Diagnostic and Therapeutic Approach to Cytotoxicity Defects
• PID with defects of cell-mediated cytotoxicity includes a heterogeneous group of disorders characterized by increased susceptibility to severe viral infections.
• Typical clinical features include high fever, liver and spleen enlargement, lymphadenopathy, coagulation defects, abnormalities of liver function, and cytopenias after viral infections.
• Two major groups of cell-mediated cytotoxicity defects include familial forms of hemophagocytic lymphohistiocytosis (fHLH) and X-linked lymphoproliferative disease. In the former, diagnosis is based on demonstration of abnormal cytotoxic function of T and NK lymphocytes. Defective expression of CD107a on activated lymphocytes or reduced expression of perforin may help define the nature of the underlying disorder causing fHLH.
• Prompt recognition and treatment of the underlying infection is essential. Immunosuppression is also required to block exaggerated inflammatory responses. However, the only curative approach to defects of cell-mediated cytotoxicity is represented by HCT. Mixed chimerism is sufficient to allow immune reconstitution. This goal can be achieved with reduced-intensity conditioning, with a lower risk of treatment-related toxicity.

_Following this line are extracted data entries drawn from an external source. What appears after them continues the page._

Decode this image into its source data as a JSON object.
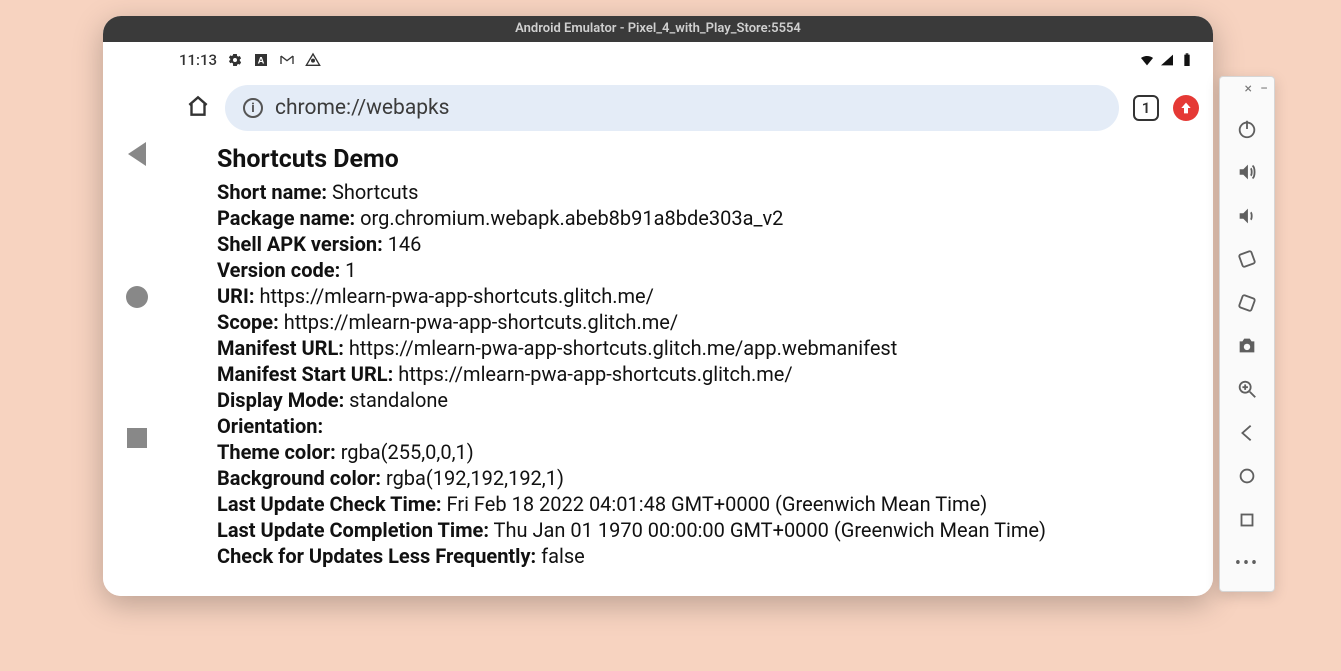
{
  "window": {
    "title": "Android Emulator - Pixel_4_with_Play_Store:5554"
  },
  "statusbar": {
    "time": "11:13"
  },
  "omnibar": {
    "url": "chrome://webapks",
    "tab_count": "1"
  },
  "page": {
    "title": "Shortcuts Demo",
    "fields": [
      {
        "label": "Short name:",
        "value": "Shortcuts"
      },
      {
        "label": "Package name:",
        "value": "org.chromium.webapk.abeb8b91a8bde303a_v2"
      },
      {
        "label": "Shell APK version:",
        "value": "146"
      },
      {
        "label": "Version code:",
        "value": "1"
      },
      {
        "label": "URI:",
        "value": "https://mlearn-pwa-app-shortcuts.glitch.me/"
      },
      {
        "label": "Scope:",
        "value": "https://mlearn-pwa-app-shortcuts.glitch.me/"
      },
      {
        "label": "Manifest URL:",
        "value": "https://mlearn-pwa-app-shortcuts.glitch.me/app.webmanifest"
      },
      {
        "label": "Manifest Start URL:",
        "value": "https://mlearn-pwa-app-shortcuts.glitch.me/"
      },
      {
        "label": "Display Mode:",
        "value": "standalone"
      },
      {
        "label": "Orientation:",
        "value": ""
      },
      {
        "label": "Theme color:",
        "value": "rgba(255,0,0,1)"
      },
      {
        "label": "Background color:",
        "value": "rgba(192,192,192,1)"
      },
      {
        "label": "Last Update Check Time:",
        "value": "Fri Feb 18 2022 04:01:48 GMT+0000 (Greenwich Mean Time)"
      },
      {
        "label": "Last Update Completion Time:",
        "value": "Thu Jan 01 1970 00:00:00 GMT+0000 (Greenwich Mean Time)"
      },
      {
        "label": "Check for Updates Less Frequently:",
        "value": "false"
      }
    ]
  }
}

Diagnostic and Therapeutic Approach to Defects in Humoral Immunity
• Defects in humoral immunity may be attributable to intrinsic defects in B-cell development and function or combined immunodeficiency disorders in which a lack of T-cell help is the primary cause of B-cell dysfunction.

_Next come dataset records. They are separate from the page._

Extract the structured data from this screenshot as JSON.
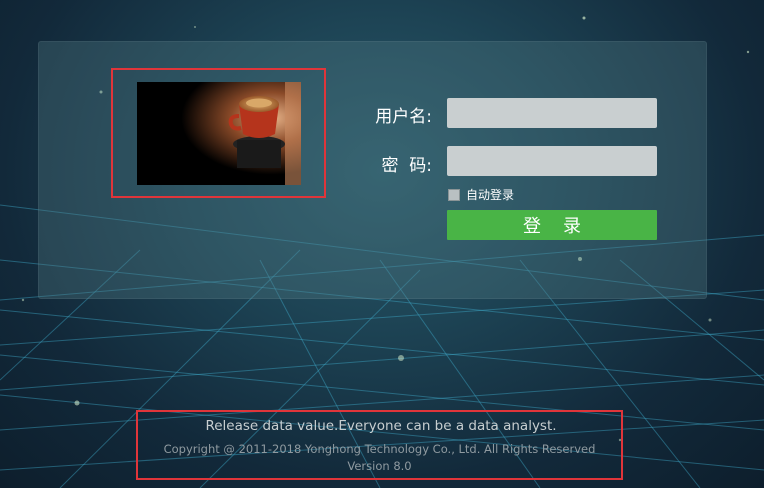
{
  "login": {
    "username_label": "用户名:",
    "password_label": "密  码:",
    "username_value": "",
    "password_value": "",
    "auto_login_label": "自动登录",
    "auto_login_checked": false,
    "submit_label": "登录"
  },
  "logo": {
    "icon": "coffee-cup-image"
  },
  "footer": {
    "slogan": "Release data value.Everyone can be a data analyst.",
    "copyright": "Copyright @ 2011-2018 Yonghong Technology Co., Ltd. All Rights Reserved",
    "version": "Version 8.0"
  },
  "colors": {
    "accent_button": "#49b446",
    "highlight_frame": "#e0353a",
    "input_background": "#c9cfd0"
  }
}
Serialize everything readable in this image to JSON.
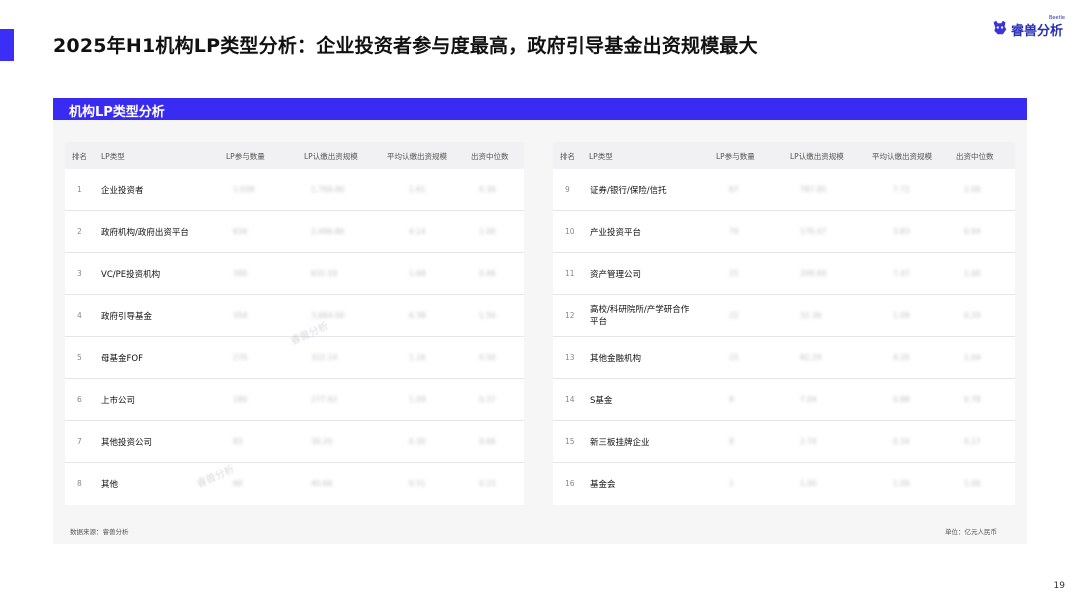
{
  "title": "2025年H1机构LP类型分析：企业投资者参与度最高，政府引导基金出资规模最大",
  "logo": {
    "icon": "bear-head-icon",
    "text": "睿兽分析",
    "en": "Beetle"
  },
  "panel": {
    "title": "机构LP类型分析"
  },
  "columns": [
    "排名",
    "LP类型",
    "LP参与数量",
    "LP认缴出资规模",
    "平均认缴出资规模",
    "出资中位数"
  ],
  "left_table": {
    "rows": [
      {
        "rank": "1",
        "type": "企业投资者",
        "count": "1,038",
        "total": "1,769.90",
        "avg": "1.61",
        "median": "0.30"
      },
      {
        "rank": "2",
        "type": "政府机构/政府出资平台",
        "count": "634",
        "total": "2,496.86",
        "avg": "4.14",
        "median": "1.00"
      },
      {
        "rank": "3",
        "type": "VC/PE投资机构",
        "count": "390",
        "total": "632.59",
        "avg": "1.68",
        "median": "0.46"
      },
      {
        "rank": "4",
        "type": "政府引导基金",
        "count": "354",
        "total": "3,664.00",
        "avg": "6.38",
        "median": "1.50"
      },
      {
        "rank": "5",
        "type": "母基金FOF",
        "count": "270",
        "total": "322.14",
        "avg": "1.16",
        "median": "0.50"
      },
      {
        "rank": "6",
        "type": "上市公司",
        "count": "180",
        "total": "277.62",
        "avg": "1.09",
        "median": "0.37"
      },
      {
        "rank": "7",
        "type": "其他投资公司",
        "count": "83",
        "total": "30.20",
        "avg": "0.30",
        "median": "0.06"
      },
      {
        "rank": "8",
        "type": "其他",
        "count": "60",
        "total": "40.66",
        "avg": "0.51",
        "median": "0.15"
      }
    ]
  },
  "right_table": {
    "rows": [
      {
        "rank": "9",
        "type": "证券/银行/保险/信托",
        "count": "67",
        "total": "787.85",
        "avg": "7.72",
        "median": "2.00"
      },
      {
        "rank": "10",
        "type": "产业投资平台",
        "count": "79",
        "total": "170.47",
        "avg": "3.83",
        "median": "0.94"
      },
      {
        "rank": "11",
        "type": "资产管理公司",
        "count": "25",
        "total": "209.69",
        "avg": "7.47",
        "median": "1.00"
      },
      {
        "rank": "12",
        "type": "高校/科研院所/产学研合作平台",
        "count": "22",
        "total": "32.36",
        "avg": "1.09",
        "median": "0.20"
      },
      {
        "rank": "13",
        "type": "其他金融机构",
        "count": "15",
        "total": "82.29",
        "avg": "4.20",
        "median": "1.04"
      },
      {
        "rank": "14",
        "type": "S基金",
        "count": "8",
        "total": "7.04",
        "avg": "0.88",
        "median": "0.78"
      },
      {
        "rank": "15",
        "type": "新三板挂牌企业",
        "count": "8",
        "total": "2.74",
        "avg": "0.34",
        "median": "0.17"
      },
      {
        "rank": "16",
        "type": "基金会",
        "count": "1",
        "total": "1.00",
        "avg": "1.00",
        "median": "1.00"
      }
    ]
  },
  "source_note": "数据来源：睿兽分析",
  "unit_note": "单位：亿元人民币",
  "watermark": "睿兽分析",
  "page_number": "19"
}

• Age-specific norms must be used for children. IgG levels at birth reflect the maternally transferred antibody, which nadir between 2 to 6 months and then progressively rise with age. IgA and IgM levels rise continually with age until the teenage years.
• Based on enumeration of T, B, and NK cells, XLA (absence of B cells) can be rapidly ruled out.
• The finding of hyper-IgM with low IgG should prompt a workup for CD40L deficiency, CD40 deficiency, AID, and UNG. The likelihood of each of these is, of course, different depending on gender and family history. It is important to note that CD40L deficiency may present with a normal IgM.
• The diagnosis of CVID should only be made after other causes have been ruled out and should be made with caution, if at all, in children younger than 4 years of age. Disorders such as XLA, autosomal recessive agammaglobulinemia, various hyper-IgM syndromes, and XLP should be specifically considered and ruled out. Other diseases that may masquerade as CVID include other combined immunodeficiencies, cystic fibrosis, HIV, and conditions leading to immunoglobulin loss such as protein-losing enteropathy. Medications may cause a picture that looks like CVID. Finally, in adults, hypogammaglobulinemia may herald the development of thymoma or lymphoid malignancies and therefore may be secondary to evolving neoplasia.
• Treatment of patients with XLA and the hyper-IgM syndromes other than CD40L deficiency is long-term IVIG replacement, which is very effective.
• Experts disagree on whether patients with CD40L deficiency should be treated with early HCT, and currently, there are no clear predictors to determine who is likely to experience opportunistic infections. A patient with CD40L deficiency who has developed Cryptosporidium infection and sclerosing cholangitis generally has a much worse outlook with HCT.
• Treatment of patients with CVID with HCT is generally reserved for those with an alternate reason for allogeneic transplant such as lymphoid malignancy or lymphoproliferation that requires continual immunosuppression.